Before continuing our dissection of The Jane Austen Book Club, I want to pause for a moment to give thanks: Hasn’t it felt good, these past two days, to get your readerly discontent off your chest? To vent? Like you, I was so glad to find in my interlocutor a like-minded reader.
So now let me turn the tables and broaden our discussion for a moment. Isn’t the satisfaction I feel exactly what Fowler is probing in her book—often to great effect? I don’t think this book is a good piece of fiction. But perhaps it is a brilliant piece of performance art. It’s clever of Fowler to graft the Austenite possibilities of a story about a book club onto a romance: Book clubs and romances are dear to the hearts of women, who make up the bulk of book buyers. And romances were among the first books to be marketed, which helped lead to the kind of publishing we’re familiar with today—blurbs on the back of every book, etc., and “discussion questions” for book clubs built into the books themselves.
Why book clubs? When Oprah announced that her next book would be Anna Karenina, I thought: Wow. Even Oprah won’t be able to turn that one into a best seller. But today Anna Karenina was as high as No. 4 on the Amazon sales ranking. And one excitable Oprah fan has already posted her views—midway through the novel—on Amazon. She says she “couldn’t wait”; she loves the book and was delighted by the very same thing you and I have been: Connecting with someone else about what you’re reading. Writers—the ones who are out there talking the most about reading—generally tend to privilege the solitariness of reading and to forget about its social origins. But of course reading has long been a social thing, and the way we read reflects the social as much as the private. When Jane Austen was writing Pride and Prejudice, there were no book clubs as we know them—at least as far as I know. Instead, people read aloud to one another after dinner, as does the priggish clergymen Mr. Collins to the Bennet sisters (choosing a book so dull that flighty Lydia is forced to interrupt him to gossip instead). Today, no one reads to each other after dinner, but type “book club” into Google and you’ll get 3,170,000 hits.
What does Fowler really think about all this? We haven’t talked about a key aspect of TJABC: the list of discussion questions at the end (each ostensibly posed by one of the members of the book club). Self-consciously “meta,” they’re clearly what led to the book’s being called “postmodern,” and reviewers seem to have enjoyed these as much as the book. What’s less clear to me is to what degree Fowler is sending up the very notion of books with questions from the publisherimprinted in them. Here are a few examples:
Austen’s books often leave you wondering whether all of her matches are good ideas….Do any of the matches in The Jane Austen Book Club create disquiet? [Jocelyn]In TJABC I take two falls and visit two hospitals. Did you stop to wonder how a woman who supports herself making jewelry affords health insurance? [Allegra]Like with Shakespeare, it’s hard to read Austen and know what her opinions really were about much of anything. Can the same be said of Karen Joy Fowler? [Prudie]
Meanwhile, Putnam’s Web site for TJABC has a “real” set of discussion questions, the kinds that Fowler is playing off. Most are somewhat standard affairs: “What novel would you recommend to first-time readers of Austen?” But the first one is more pointed:
The author opens the novel with a quote from Jane Austen, part of which reads, “Seldom, very seldom does complete truth belong to any human disclosure.” Do you agree with this sentiment? Why do you think the author chooses to open the novel with this quote? How might this statement apply to each of the characters in the book?
Fowler wants to keep us guessing. She’s having her cake and eating it too. The questions in the real book poke fun at questions promoted by publishers eager to cater to broad swathes of the reading public. But then there are “real” questions from the publisher (authenticity here deriving not from the artist but from the producer). The whole thing is a kind of funhouse mirror.

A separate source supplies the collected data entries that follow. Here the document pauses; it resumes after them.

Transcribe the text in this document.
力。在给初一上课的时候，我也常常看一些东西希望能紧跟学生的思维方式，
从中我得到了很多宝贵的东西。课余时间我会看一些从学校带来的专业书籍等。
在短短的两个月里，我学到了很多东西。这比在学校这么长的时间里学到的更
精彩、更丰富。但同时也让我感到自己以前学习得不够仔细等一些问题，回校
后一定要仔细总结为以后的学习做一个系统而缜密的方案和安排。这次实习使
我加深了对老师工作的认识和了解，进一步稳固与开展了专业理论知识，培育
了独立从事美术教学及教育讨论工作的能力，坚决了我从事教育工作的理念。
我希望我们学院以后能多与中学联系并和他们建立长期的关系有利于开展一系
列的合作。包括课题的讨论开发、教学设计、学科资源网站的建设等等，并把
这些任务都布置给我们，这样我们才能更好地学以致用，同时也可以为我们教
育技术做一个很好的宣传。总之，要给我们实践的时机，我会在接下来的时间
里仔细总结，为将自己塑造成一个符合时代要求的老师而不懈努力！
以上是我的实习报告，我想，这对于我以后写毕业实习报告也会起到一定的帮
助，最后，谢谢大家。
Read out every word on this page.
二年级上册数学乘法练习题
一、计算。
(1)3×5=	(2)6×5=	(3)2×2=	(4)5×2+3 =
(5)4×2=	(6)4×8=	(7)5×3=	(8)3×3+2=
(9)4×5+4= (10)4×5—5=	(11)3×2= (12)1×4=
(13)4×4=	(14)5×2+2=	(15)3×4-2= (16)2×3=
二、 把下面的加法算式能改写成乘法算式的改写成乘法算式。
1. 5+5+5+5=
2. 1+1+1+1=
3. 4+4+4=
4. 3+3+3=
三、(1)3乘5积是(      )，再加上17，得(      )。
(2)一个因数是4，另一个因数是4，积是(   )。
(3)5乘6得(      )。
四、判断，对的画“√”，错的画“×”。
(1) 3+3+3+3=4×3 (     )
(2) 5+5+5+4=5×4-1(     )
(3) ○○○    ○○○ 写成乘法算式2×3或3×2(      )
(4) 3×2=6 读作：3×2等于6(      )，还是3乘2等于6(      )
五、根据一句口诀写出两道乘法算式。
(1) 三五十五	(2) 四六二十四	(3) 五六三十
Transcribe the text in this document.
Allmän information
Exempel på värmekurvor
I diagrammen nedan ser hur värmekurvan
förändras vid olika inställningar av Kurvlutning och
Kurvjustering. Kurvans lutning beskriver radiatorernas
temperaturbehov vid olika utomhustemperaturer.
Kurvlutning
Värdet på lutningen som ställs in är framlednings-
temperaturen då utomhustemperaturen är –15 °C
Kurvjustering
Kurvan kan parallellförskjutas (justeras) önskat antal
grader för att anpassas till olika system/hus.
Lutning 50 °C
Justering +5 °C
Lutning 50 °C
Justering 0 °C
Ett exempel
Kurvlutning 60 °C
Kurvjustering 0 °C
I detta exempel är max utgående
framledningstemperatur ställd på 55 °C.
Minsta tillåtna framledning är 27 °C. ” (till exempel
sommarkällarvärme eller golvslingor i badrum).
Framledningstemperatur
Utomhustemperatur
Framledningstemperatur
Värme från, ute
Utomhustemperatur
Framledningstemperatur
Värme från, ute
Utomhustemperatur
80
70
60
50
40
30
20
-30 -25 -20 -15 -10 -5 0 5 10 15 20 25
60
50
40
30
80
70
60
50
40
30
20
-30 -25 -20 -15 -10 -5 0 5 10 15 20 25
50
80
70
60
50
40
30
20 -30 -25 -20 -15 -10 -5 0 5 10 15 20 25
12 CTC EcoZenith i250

Back to that slippery “we.” The first person plural is in part that communal readerly spirit I talk about above. But it also serves as a catalyst of moral correction, doesn’t it, Steve? Do you remember how the book begins? “Each of us has our own private Austen.” Even if she’s no Stanley Fish, Fowler means to show us that reality is slippery—and that the “we” of the communal readerly spirit in turn is an expression of how social experiences infect how we “read” everything. The narrator of this book turns out to be Bernadette—the character who has been gently mocked from the get-go as a nattering old bore. For when we finally get to her flashback, the point of view abruptly shifts to “I.” All the other flashbacks are in the third person. The point of this tricksy last minute “switch” seems, sadly, to be little more than “Don’t judge a book by its cover”: Her life, it turns out, is far more swanky—even glamorous!—than her book-club persona.
So that’s the big twist. Fowler doesn’t mean that reading in groups can obscure us, while reading privately can illuminate us, does she? In any case, Steve, this has been fun—even if I never did talk about Allegra and the problem of dangerous happy endings.